Seeing him trying to kick the rug aside with his booted foot, Taylor rushed to help him, dragging the table to one side and folding the rug clear of the space between the chair and the sofa so that he could set the hollow oval tub down in front of the fire.
‘There you are.’ He ran his hand around the tub’s interior, brushing out some foreign objects. ‘Every modern convenience.’
Still amazed, Taylor stared down at it. ‘How are we going to heat enough water to fill that?’
‘As your forebears did, darling. With one kettleful after another. Bath night, I believe, was every Friday or Saturday night.’
‘In front of the fire.’ Right now it sounded like pure luxury. In front of him .
Disconcerted, she uttered, ‘Did your grandparents use this? Did you?’ Try though she did, she couldn’t imagine him living quite so rustically.
He laughed, and said, confirming it, ‘Good heavens no! I didn’t. There was always the bathroom—certainly in my time. I’m not sure this was ever used.

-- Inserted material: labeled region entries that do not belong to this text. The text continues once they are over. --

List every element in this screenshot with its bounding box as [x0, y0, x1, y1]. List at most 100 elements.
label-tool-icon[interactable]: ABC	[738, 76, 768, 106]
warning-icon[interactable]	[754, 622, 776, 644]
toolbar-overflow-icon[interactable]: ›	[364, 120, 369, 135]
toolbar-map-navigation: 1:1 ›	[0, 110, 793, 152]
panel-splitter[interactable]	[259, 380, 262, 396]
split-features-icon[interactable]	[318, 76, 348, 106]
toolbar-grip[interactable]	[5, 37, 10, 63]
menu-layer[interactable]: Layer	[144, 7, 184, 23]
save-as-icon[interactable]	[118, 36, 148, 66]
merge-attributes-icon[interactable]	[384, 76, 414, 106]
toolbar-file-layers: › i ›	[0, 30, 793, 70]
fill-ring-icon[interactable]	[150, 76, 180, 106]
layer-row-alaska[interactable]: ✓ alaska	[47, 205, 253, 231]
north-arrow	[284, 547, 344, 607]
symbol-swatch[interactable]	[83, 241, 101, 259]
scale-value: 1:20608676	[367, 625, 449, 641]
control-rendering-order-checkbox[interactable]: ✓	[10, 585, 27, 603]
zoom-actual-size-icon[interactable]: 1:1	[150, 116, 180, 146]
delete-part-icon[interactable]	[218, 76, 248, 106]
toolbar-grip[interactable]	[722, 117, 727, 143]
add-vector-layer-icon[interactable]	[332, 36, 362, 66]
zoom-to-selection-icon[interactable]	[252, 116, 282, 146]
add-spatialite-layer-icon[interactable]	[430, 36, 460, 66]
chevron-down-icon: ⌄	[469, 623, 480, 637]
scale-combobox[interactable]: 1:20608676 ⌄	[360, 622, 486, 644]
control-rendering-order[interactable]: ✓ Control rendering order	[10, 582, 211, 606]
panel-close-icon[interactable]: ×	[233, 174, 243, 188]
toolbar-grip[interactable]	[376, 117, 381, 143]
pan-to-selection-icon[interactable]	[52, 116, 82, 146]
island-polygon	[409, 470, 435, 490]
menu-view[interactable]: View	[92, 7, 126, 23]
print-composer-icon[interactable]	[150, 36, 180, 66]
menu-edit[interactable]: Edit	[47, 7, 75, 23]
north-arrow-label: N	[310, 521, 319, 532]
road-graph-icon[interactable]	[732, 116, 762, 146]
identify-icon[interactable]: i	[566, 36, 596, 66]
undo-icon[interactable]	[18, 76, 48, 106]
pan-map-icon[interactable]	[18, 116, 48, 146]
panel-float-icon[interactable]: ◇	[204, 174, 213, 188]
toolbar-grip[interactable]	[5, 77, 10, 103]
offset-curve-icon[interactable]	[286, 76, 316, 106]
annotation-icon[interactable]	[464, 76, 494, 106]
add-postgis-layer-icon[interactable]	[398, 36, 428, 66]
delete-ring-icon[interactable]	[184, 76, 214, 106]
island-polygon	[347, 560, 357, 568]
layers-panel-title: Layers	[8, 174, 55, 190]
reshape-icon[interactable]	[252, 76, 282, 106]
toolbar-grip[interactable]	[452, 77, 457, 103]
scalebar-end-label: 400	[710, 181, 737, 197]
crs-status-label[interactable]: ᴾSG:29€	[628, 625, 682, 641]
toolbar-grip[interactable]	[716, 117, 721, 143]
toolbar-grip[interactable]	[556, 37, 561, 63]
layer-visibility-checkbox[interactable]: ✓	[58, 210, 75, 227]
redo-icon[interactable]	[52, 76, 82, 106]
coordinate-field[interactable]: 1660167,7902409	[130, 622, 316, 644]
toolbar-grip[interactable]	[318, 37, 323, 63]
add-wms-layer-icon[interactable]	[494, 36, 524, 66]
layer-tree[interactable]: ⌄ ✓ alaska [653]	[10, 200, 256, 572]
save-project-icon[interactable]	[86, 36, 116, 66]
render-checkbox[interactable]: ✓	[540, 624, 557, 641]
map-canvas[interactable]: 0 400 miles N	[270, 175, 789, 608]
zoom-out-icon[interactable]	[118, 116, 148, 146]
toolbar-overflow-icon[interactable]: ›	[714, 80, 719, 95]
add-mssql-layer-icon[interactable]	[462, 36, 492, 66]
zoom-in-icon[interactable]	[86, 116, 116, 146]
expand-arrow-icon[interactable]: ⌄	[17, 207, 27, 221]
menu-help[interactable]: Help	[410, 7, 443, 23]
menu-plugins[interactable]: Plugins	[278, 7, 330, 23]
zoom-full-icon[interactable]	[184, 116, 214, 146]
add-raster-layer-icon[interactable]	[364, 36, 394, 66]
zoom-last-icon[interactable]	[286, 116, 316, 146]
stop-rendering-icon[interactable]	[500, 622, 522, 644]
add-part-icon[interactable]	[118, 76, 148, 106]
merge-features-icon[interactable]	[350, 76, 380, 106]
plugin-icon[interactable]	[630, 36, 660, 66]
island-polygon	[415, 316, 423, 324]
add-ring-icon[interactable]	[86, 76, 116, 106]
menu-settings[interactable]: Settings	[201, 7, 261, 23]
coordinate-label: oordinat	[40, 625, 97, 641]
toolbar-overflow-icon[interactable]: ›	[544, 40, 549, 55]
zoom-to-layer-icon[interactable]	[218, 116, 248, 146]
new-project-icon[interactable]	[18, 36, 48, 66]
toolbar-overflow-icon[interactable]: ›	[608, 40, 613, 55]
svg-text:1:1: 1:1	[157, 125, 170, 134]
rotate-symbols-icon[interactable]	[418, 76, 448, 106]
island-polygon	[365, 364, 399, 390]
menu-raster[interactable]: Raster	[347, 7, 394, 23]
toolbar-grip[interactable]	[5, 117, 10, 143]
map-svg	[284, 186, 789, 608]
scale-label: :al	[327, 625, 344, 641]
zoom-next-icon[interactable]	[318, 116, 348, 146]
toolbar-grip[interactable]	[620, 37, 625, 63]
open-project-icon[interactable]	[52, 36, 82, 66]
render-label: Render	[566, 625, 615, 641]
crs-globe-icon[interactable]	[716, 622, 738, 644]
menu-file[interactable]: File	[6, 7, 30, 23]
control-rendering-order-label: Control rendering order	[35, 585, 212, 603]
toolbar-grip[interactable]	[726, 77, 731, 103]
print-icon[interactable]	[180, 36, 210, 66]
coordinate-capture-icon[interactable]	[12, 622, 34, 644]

It did, however, come in useful for mixing potting compost and keeping goldfish outside in during the summer months.’
‘You’re joking!’ Horrified green eyes lifted from the ancient metal to meet those that were deep-set, dark and definitely laughing at her. ‘Thanks,’ she chided dryly, secretly amused.
Having to wait for each kettleful of water, it took some time to fill the bath to a practical level—until Jared found a large cauldron in the old pantry and started heating the water in that instead.
With the bath almost ready and steaming invitingly, Taylor went to fetch some of the toiletries she had brought with her; soap from the bathroom and, still in its paper bag, the bottle of fragrant bath foam she had purchased when she and Craig and another member of the crew had gone on a shopping expedition in Edinburgh a few days before.
She was glad Jared was upstairs, moving around in the master bedroom when she came back down because, intimate though they had been during their marriage and then shockingly—her cheeks burned as she thought about it— the previous night, she felt absurdly self-conscious in the present circumstances about undressing in front of him.
She quickly discarded her clothes and, sweeping her hair up and securing it with a large clasp she had brought down with her, she stepped nimbly into the water.
With her shoulders supported by one end of the bath and her long legs draped over the other, she was luxuriating with her eyes closed—breasts barely covered—in the scented bubbles when he strode back in.